变量和特征选择已经成为在大型数据集应用或成千上万的变量的可用性的研究领域中。这些领域包括网络文档的文本编辑,基因表达组学以及组合化学,这种变量选择的目的分为三点:提高预测性能,提供更快更有效的预测,为接下来的产生数据提供一个更易理解的过程。

Data Clustering: A Review

数据聚类:回顾与展望

A.K. Jain, M.N. Murty and P.J. Flynn

Clustering is the unsupervised classification of patterns (observations, data items, or feature vectors) into groups (clusters). The clustering problem has been addressed in many contexts and by researchers in many disciplines; this reflects its broad appeal and usefulness as one of the steps in exploratory data analysis. However, clustering is a difficult problem combinatorially, and differences in assumptions and contexts in different communities has made the transfer of useful generic concepts and methodologies slow to occur. This paper presents an overview of pattern clustering methods from a statistical pattern recognition perspective, with a goal of providing useful advice and references to fundamental concepts accessible to the broad community of clustering practitioners.

聚类分析是在聚合中是一个非监督分类模式(观测值、数据分类,特征向量)。这种聚类分析问题已经在许多文章中提到并在许多学科中被研究人员应用。这正反映了它受到广泛的关注,和在数据分析中的一次跨越性的一步。然而,总的来说聚类是一个比较难的问题,在假设和。。在不同的领域中如有用的普遍共识和缓慢产生的方法学中已经有了转换。这篇文章提供了从统计学模式认识的前景的一个概观模式聚类的方法,其目的是给大部分的研究聚类分析问题的从业者提供有用的建议与参考。

From Data Mining to Knowledge Discovery in Databases

在数据库中的数据挖掘到只是发现

Usama Fayyad, Gregory Piatetsky-Shapiro and Padhraic Smyth

Data mining and knowledge discovery in databases have been attracting a significant amount of research, industry, and media attention of late.
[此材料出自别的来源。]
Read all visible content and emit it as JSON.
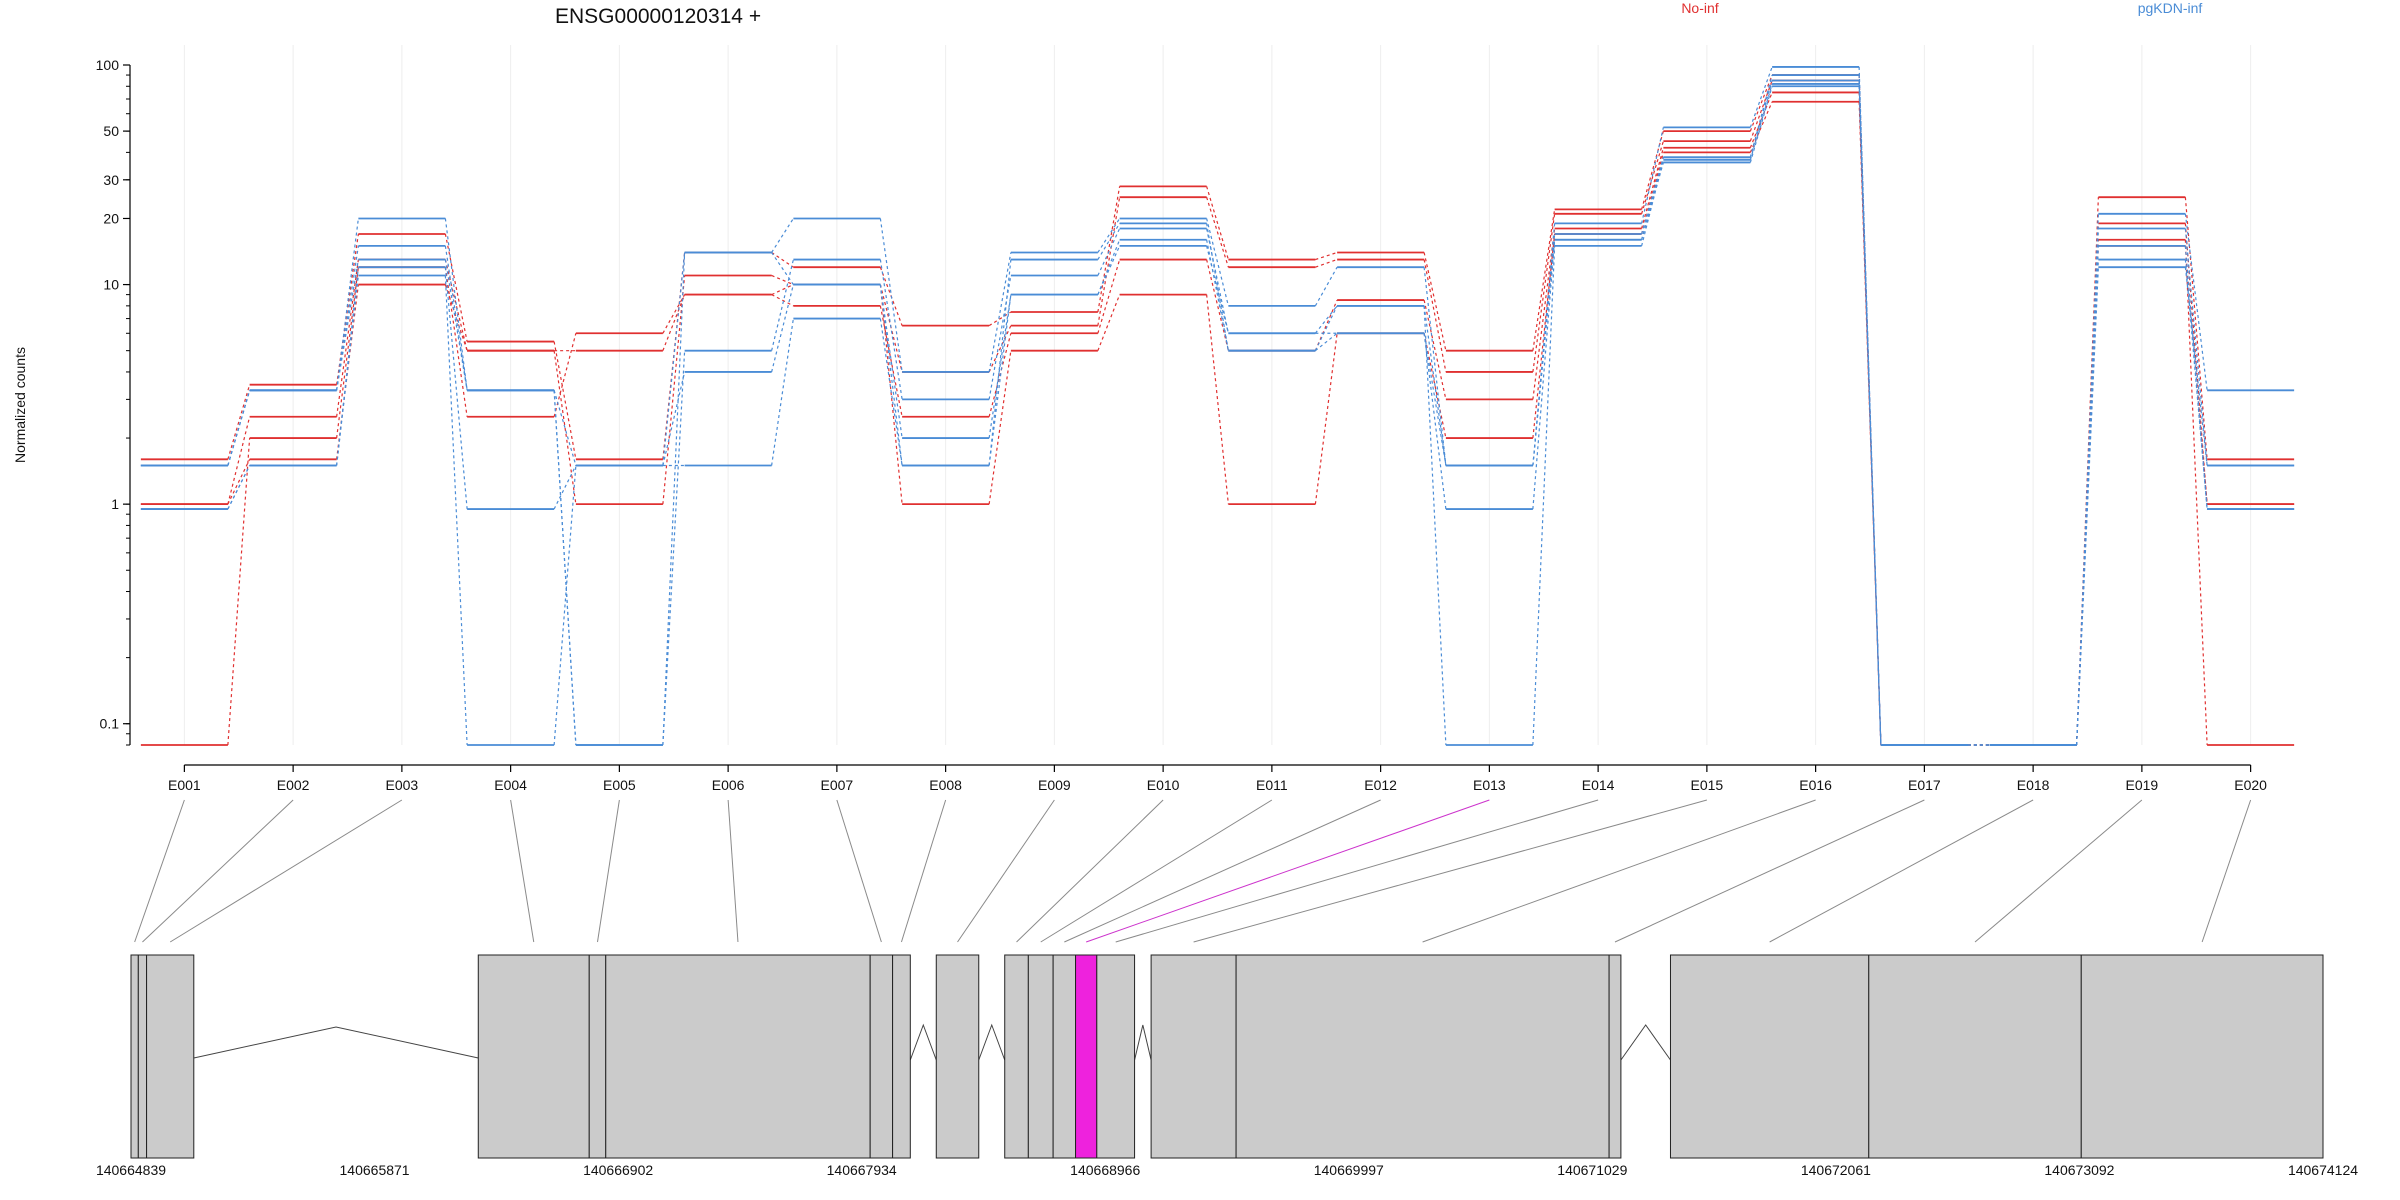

What is all the excitement about? This article provides an overview of this emerging field, clarifying how data mining and knowledge discovery in databases are related both to each other and to related fields, such as machine learning, statistics, and databases.

数据挖掘和知识发现最近在数据库、产业和媒体的关注中已经吸引了大量的研究,为什么大家对这个表现得特别兴奋呢?这篇文章展示了下这个领域的概述,阐明了在数据库中如何进行数据挖掘和知识发现,两者之间有密切关系,并与相同领域有关系,比如及其学,统计学,数据库等。

Nine Laws of Data Mining

关于数据挖掘的新法律

Tom Khabaza

In its current form, data mining as a field of practise came into existence in the 1990s, aided by the emergence of data mining algorithms packaged within workbenches so as to be suitable for business analysts.  Perhaps because of its origins in practice rather than in theory, relatively little attention has been paid to understanding the nature of the data mining process.  The development of the CRISP-DM methodology in the late 1990s was a substantial step towards a standardised description of the process that had already been found successful and was (and is) followed by most practising data miners.

在其目前的形式,大致在1990年,数据挖掘作为一个实践的领域,数据挖掘算法以一个工作台的的形式出现。也许,由于他的起源是由于实践而不是理论,所以数据挖掘过程的本质也就很少会去理解。1990年SRISP-DM方法学的发展是一个迈向标准化描述该过程的实质性的一步,并已经被认为是有用的,且被大多数试验数据挖掘所证实。

Statistical Modeling: The Two Cultures

统计模型:两种文化

Leo Breiman

There are two cultures in the use of statistical modeling to reach conclusions from data. One assumes that the data are generated by a given stochastic data model. The other uses algorithmic models and treats the data mechanism as unknown. The statistical community has been committed to the almost exclusive use of data models. This commitment
has led to irrelevant theory, questionable conclusions, and has kept statisticians from working on a large range of interesting current problems. Algorithmic modeling, both in theory and practice, has developed rapidly in fields outside statistics.

在适用统计莫型时有两种文化来达到从数据中得到结论。假设一种数据是由一个给定的随机模型产生,另一个是由其他算法模型产生,并认为其数据机制未知。The statistical community has been committed to the almost exclusive use of data models.统计界一直致力于数据模型独占使用权。 This commitment这一承诺已经产生了has led to irrelevant theory, questionable conclusions, and has kept statisticians from working on a large range of interesting current problems.产生了不相关的理论、有问题的结论,并不断的让统计人员从一个有趣的当前存在的问题的大范围内工作。无论在理论还是实践,Algorithmic modeling, both in theory and practice, has developed rapidly in fields outside statistics.算法建模在大多数统计等领域中已迅速发展,。